Computing devices (e.g., computers, tablets, smart phones, digital cameras, wearable devices, etc.) provide numerous ways for people to capture, create, share, view, and otherwise interact with numerous types of digital content. As such, users are increasingly using computing devices to capture different types of digital images or photographs (or simply “digital photos”). For example, many computing devices enable users to capture and store panoramic digital images (or simply “panoramic images”).
In many cases, computing devices capture a typical panoramic image by taking multiple images and stitching those images together in an elongated panoramic image. For example, many conventional systems for generating panoramic images involve a user holding and moving a camera, or other image capturing device (e.g., a mobile device), along a fixed line over a duration of time. Where the user fails to stay exactly along the fixed line or moves the camera at intermittent speeds resulting in bad alignment, a resultant panoramic image often includes a non-uniform shape that, results in an elongated image having various irregularities along the boundary of the resultant panoramic image. In addition to the bad alignment, another reason for shape irregularity is that panoramic images are often projected onto spherical or cylindrical surfaces that cause nonlinear transform of the boundaries. Therefore, such projected panoramic image often have an irregular shape.

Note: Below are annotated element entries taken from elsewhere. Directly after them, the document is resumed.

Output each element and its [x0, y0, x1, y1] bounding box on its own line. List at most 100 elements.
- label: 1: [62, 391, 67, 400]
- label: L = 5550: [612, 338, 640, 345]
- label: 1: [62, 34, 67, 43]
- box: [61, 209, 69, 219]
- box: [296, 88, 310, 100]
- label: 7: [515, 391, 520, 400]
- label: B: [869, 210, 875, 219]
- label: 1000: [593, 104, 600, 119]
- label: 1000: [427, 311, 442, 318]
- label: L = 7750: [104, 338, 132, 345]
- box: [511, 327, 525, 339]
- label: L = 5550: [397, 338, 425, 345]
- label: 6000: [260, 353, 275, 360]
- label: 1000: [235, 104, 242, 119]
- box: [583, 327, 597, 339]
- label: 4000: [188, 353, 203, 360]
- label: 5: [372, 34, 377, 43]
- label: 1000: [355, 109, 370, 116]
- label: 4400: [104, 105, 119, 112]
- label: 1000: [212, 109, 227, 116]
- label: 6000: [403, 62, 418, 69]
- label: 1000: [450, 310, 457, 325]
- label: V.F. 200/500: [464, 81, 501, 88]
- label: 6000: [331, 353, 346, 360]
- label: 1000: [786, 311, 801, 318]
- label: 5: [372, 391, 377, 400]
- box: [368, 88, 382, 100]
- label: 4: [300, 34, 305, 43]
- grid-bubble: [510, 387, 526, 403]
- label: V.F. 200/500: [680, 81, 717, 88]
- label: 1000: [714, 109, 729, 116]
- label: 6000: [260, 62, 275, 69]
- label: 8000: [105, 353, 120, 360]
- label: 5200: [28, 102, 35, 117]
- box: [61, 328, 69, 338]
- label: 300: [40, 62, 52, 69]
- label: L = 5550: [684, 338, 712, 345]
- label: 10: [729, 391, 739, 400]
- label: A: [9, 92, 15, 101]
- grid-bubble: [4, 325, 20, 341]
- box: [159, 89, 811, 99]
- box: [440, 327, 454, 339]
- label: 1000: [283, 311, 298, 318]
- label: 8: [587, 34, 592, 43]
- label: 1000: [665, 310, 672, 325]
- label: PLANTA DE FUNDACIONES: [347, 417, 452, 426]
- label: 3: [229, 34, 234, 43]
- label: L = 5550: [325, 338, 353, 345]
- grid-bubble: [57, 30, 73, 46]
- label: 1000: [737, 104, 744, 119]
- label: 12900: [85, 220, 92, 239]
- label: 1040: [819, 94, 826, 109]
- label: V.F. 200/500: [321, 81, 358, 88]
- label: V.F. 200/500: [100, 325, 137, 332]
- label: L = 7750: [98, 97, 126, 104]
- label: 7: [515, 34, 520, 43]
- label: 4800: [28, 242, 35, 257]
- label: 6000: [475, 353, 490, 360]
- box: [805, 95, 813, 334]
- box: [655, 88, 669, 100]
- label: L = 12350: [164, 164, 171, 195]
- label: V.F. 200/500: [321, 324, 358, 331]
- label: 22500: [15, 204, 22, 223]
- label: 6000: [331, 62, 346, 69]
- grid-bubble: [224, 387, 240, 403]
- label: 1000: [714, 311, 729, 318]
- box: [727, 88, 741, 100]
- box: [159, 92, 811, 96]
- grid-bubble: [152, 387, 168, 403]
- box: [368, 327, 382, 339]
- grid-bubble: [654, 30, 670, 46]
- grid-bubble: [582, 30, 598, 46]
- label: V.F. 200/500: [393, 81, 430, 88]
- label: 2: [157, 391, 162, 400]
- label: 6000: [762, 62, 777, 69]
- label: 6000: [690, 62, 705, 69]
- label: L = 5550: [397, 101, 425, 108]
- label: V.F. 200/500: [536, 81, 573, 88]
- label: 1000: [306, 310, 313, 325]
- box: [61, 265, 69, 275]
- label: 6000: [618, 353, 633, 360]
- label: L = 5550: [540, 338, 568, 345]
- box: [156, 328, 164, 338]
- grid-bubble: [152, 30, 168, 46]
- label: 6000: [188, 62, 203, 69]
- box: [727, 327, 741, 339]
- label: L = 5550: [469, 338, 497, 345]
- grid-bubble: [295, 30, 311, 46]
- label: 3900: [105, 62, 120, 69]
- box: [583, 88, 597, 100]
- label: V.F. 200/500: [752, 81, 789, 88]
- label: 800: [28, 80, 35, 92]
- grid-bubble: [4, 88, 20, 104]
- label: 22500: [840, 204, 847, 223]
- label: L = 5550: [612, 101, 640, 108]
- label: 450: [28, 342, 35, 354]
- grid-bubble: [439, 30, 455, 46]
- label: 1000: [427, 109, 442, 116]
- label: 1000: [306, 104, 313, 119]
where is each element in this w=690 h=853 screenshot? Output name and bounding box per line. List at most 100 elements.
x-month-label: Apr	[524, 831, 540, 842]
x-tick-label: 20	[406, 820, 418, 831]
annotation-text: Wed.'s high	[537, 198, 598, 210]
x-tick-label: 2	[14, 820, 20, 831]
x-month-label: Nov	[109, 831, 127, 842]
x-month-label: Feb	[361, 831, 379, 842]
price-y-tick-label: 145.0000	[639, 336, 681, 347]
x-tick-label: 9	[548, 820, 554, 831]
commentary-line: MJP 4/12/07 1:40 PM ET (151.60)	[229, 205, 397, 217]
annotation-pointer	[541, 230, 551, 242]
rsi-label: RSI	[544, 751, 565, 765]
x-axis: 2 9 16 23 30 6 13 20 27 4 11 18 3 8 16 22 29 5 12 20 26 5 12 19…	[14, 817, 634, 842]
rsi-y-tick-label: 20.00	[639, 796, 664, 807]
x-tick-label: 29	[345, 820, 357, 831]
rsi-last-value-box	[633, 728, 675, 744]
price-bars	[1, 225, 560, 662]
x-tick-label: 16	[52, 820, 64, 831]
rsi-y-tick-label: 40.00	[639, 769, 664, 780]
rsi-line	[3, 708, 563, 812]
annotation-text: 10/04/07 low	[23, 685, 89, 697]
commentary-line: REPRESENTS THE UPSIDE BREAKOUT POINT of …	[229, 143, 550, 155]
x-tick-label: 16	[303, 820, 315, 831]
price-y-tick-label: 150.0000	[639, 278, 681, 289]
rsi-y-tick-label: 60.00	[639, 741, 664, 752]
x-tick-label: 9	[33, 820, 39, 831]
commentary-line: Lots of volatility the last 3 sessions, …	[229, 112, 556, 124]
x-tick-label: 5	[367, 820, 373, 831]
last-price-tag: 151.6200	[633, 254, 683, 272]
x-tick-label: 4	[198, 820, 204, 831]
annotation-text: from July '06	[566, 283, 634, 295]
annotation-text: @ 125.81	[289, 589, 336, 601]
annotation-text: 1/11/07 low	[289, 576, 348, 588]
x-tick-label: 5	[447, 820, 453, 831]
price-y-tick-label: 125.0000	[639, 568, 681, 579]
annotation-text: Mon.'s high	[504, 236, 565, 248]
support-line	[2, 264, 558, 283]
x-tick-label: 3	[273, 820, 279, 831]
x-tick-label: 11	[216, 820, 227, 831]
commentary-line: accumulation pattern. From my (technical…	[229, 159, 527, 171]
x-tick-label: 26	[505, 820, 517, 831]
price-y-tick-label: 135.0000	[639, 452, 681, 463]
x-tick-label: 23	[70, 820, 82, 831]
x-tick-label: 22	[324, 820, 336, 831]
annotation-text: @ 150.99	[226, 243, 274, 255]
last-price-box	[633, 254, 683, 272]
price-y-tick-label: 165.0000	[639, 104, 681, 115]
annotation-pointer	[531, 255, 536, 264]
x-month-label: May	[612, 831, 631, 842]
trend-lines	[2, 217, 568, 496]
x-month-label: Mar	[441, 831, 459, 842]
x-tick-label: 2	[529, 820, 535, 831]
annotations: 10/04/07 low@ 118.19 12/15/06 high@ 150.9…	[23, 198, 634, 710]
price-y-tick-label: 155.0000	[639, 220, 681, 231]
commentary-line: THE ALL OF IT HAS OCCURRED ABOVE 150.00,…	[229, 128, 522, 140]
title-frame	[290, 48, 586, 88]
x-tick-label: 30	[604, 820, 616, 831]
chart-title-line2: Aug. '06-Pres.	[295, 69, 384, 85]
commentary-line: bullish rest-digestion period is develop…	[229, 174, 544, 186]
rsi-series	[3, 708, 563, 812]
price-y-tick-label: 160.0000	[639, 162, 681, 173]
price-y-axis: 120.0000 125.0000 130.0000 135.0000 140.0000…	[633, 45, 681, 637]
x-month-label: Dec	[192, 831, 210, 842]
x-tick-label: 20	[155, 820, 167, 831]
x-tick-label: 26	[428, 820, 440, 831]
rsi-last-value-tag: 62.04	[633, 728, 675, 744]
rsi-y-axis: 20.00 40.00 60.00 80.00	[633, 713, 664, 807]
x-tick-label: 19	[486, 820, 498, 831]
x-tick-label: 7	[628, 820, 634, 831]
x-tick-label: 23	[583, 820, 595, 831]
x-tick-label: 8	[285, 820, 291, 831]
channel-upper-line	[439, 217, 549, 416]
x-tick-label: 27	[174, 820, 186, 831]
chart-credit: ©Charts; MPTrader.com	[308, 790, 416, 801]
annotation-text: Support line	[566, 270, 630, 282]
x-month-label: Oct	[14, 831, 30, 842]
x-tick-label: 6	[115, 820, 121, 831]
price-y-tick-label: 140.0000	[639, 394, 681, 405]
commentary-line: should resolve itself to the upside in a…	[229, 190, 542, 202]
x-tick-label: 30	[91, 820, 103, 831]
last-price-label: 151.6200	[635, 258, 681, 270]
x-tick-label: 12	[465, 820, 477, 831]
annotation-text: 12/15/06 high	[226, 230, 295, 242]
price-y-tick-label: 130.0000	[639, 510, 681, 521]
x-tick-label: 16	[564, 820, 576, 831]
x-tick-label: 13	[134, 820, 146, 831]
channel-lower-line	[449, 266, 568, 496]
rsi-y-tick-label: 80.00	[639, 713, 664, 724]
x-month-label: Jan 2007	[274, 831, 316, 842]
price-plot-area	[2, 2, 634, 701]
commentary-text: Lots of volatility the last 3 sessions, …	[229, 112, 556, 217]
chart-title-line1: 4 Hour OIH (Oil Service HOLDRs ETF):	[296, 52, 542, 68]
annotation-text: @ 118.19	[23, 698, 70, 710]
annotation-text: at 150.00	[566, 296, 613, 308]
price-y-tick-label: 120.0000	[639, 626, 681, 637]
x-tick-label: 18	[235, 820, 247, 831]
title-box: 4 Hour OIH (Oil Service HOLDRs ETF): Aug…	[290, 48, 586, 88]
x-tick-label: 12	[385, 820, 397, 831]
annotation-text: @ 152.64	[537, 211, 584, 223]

Many conventional systems attempt to correct an irregular shape of a panoramic image by cropping or adding content to a panoramic image to generate an image that conforms to a predefined shape. For example, some conventional systems simply crop or add content to a panoramic image to cause the irregular shape of the panoramic image to conform to a rectangular shape. Simply cropping a panoramic image, however, often removes important features from the panoramic image. Additionally, adding content often causes portions of the panoramic image to include content that fails to blend with the rest of the image or otherwise detracts from the modified image.
As an alternative to cropping or adding content, many conventional systems cause a panoramic image to conform to a shape by warping portions of the panoramic image to conform to the predetermined shape. Conventional systems for warping a panoramic image, however, often cause noticeable distortion to various portions of the image. As a result, content within the panoramic image often gets stretched or distorted and disrupts the content of the panoramic image.
To overcome disruption caused by warping images, some conventional systems utilize content-aware warping techniques that analyze content within a panoramic image to avoid causing noticeable distortion when warping the panoramic image. For example, many conventional systems analyze pixels of a panoramic image to identify buildings, people, faces, objects, or other visual features within the content of a panoramic image and avoid stretching or modifying those regions of the panoramic image in such a way that disrupts those identified features of the image. Utilizing content-aware warping techniques, however, involves analyzing content of an image, and often becomes computationally prohibitive depending on the complexity of the individual images being stitched together. As such, many computing devices experience difficulty or take a long time to implement content-aware warping techniques. Furthermore, where an image includes dense or clustered features within the captured image, many content-aware warping techniques fail to warp the image without causing noticeable distortion throughout the panoramic image.
These and other problems exist with regard to modifying a panoramic image.